In the old days I think it was a thing that Ellis did, give them a fancy title and then not pay them as much.

jwball
10/4/2019
01:01
This is a valid question then:
Is Van Elle Holdings plc (LON:VANL) A Smart Pick For Income Investors?

creditcrunchies
09/4/2019
18:41
Which one? A fake paper one or a proper one? Literally every man in a managerial position is called a director!
twinks1
09/4/2019
15:04
Another Director ‘left’ the company this week with more to follow before the end of year results.
citizen_kane
09/4/2019
07:54
this stock is dive bombing a classic penny share now, potential for recovery though but hard to gauge when it just collapses like this.
creditcrunchies
08/4/2019
10:51
Citizen Kane thats correct, they said no to JF returning.
Currently they are renting their offices out on Summit Close and the VE staff are in portacabins...read into that what you will. The current CEO took a massive pay increase and the company has nose dived.
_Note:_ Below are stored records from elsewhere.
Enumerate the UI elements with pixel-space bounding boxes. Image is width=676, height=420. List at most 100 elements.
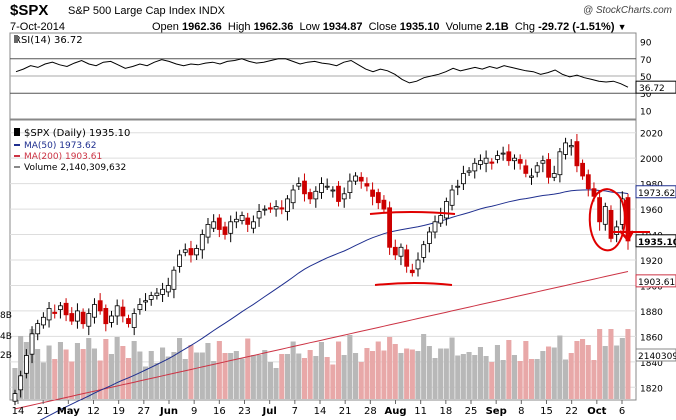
x-tick-label: 7 — [292, 406, 298, 417]
volume-bar — [262, 350, 268, 399]
candle-body — [262, 208, 268, 211]
volume-bar — [40, 362, 46, 399]
candle-body — [574, 141, 580, 167]
chg-dropdown-icon[interactable]: ▼ — [617, 22, 627, 32]
candle-body — [517, 159, 523, 164]
candle-body — [228, 221, 234, 234]
candle-body — [466, 170, 472, 173]
candle-body — [307, 192, 313, 200]
volume-bar — [279, 354, 285, 399]
candle-body — [199, 234, 205, 251]
annotations — [369, 188, 650, 286]
volume-bar — [336, 341, 342, 399]
volume-bar — [250, 355, 256, 399]
candle-body — [109, 315, 114, 323]
candle-body — [188, 248, 194, 256]
ma50-last-value: 1973.62 — [638, 189, 675, 199]
candle-body — [426, 231, 432, 244]
volume-bar — [472, 355, 478, 399]
candle-body — [506, 151, 512, 162]
support-line-top — [369, 211, 456, 215]
x-tick-label: 14 — [314, 406, 327, 417]
x-tick-label: 9 — [191, 406, 197, 417]
open-label: Open — [152, 21, 179, 33]
rsi-tick-label: 10 — [640, 107, 652, 117]
candle-body — [500, 152, 506, 155]
volume-bar — [29, 329, 35, 399]
candle-body — [534, 165, 540, 173]
volume-bar — [551, 347, 557, 399]
volume-bar — [398, 353, 404, 399]
rsi-panel: 90 70 50 30 10 36.72 RSI(14) 36.72 — [9, 32, 676, 120]
candle-body — [279, 207, 285, 210]
volume-bar — [126, 358, 132, 399]
x-tick-label: 8 — [518, 406, 524, 417]
candle-body — [12, 393, 18, 402]
candle-body — [387, 207, 393, 248]
volume-bar — [375, 341, 381, 399]
ma50-line — [39, 189, 629, 420]
volume-bar — [494, 345, 500, 399]
x-tick-label: 22 — [565, 406, 578, 417]
candle-body — [245, 217, 251, 225]
volume-bar — [483, 356, 489, 399]
volume-bar — [614, 345, 620, 399]
volume-bar — [460, 354, 466, 399]
candle-body — [409, 269, 415, 274]
candle-body — [551, 173, 557, 178]
volume-bar — [523, 341, 529, 399]
candle-body — [443, 201, 449, 219]
volume-bar — [489, 362, 495, 399]
index-full-name: S&P 500 Large Cap Index — [68, 5, 196, 17]
volume-bar — [267, 362, 273, 399]
price-title: $SPX (Daily) 1935.10 — [24, 128, 130, 139]
volume-bar — [239, 358, 245, 399]
low-label: Low — [299, 21, 320, 33]
circle-october — [588, 188, 626, 252]
volume-bar — [341, 355, 347, 399]
volume-bar — [409, 349, 415, 399]
volume-bar — [171, 352, 177, 399]
price-panel: 2020200019801960194019201900188018601840… — [0, 119, 676, 420]
candle-body — [97, 300, 103, 312]
volume-bar — [284, 354, 290, 399]
candle-body — [75, 310, 80, 322]
close-label: Close — [368, 21, 397, 33]
volume-bar — [597, 329, 603, 399]
candle-body — [41, 316, 46, 326]
volume-bar — [307, 350, 313, 399]
candle-body — [58, 305, 63, 310]
candle-body — [557, 151, 563, 176]
candle-body — [69, 313, 75, 322]
candle-body — [23, 355, 29, 374]
candle-body — [120, 306, 126, 317]
candle-body — [495, 155, 500, 160]
volume-bar — [211, 361, 217, 399]
volume-bar — [455, 355, 461, 399]
candle-body — [336, 185, 341, 202]
volume-bar — [557, 335, 563, 399]
volume-bar — [477, 347, 483, 399]
volume-bar — [466, 352, 472, 399]
volume-bar — [188, 345, 194, 399]
x-tick-label: 19 — [112, 406, 125, 417]
price-tick-label: 2000 — [640, 155, 663, 165]
candle-body — [347, 180, 353, 194]
volume-bar — [347, 335, 353, 399]
volume-bar — [301, 358, 307, 399]
candle-body — [568, 145, 574, 148]
quote-date: 7-Oct-2014 — [10, 21, 66, 33]
volume-bar — [313, 356, 319, 399]
candle-body — [324, 185, 330, 188]
volume-bar — [381, 350, 387, 399]
x-tick-label: 16 — [213, 406, 226, 417]
candle-body — [392, 246, 398, 256]
chg-label: Chg — [514, 21, 535, 33]
close-value: 1935.10 — [399, 21, 440, 33]
volume-bar — [165, 356, 171, 399]
volume-bar — [585, 345, 591, 399]
candle-body — [546, 159, 551, 178]
volume-bar — [86, 338, 92, 399]
volume-bar — [154, 363, 160, 399]
candle-body — [182, 249, 188, 253]
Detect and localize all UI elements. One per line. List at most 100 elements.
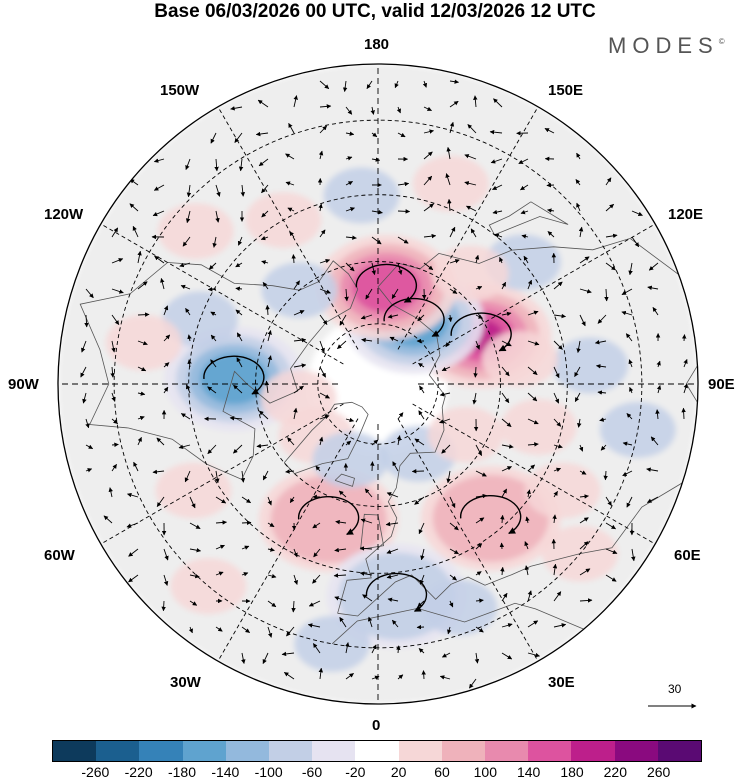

Most people with industry expertise have jumped ship, the few that remain have no corporate background at all.

twinks1
08/4/2019
07:50
Ellis was pushed, JF left for family matters, handed in his notice, changed his mind and wanted back in. Was swiftly told ‘No’.

Is my understanding.

I bet they wish they had accepted JF’s offer of return now.

citizen_kane
05/4/2019
08:14
Exactly, why leave so soon after IPO if everything was rosy?
jwball
04/4/2019
17:47
Then Ellis/Fenton left the company after IPO.
blueliner
04/4/2019
14:32
I didn't say it was recent but it gives you an idea of the background of the company, including a Chairman who can't remember what the award they won was for, who also only wanted more money.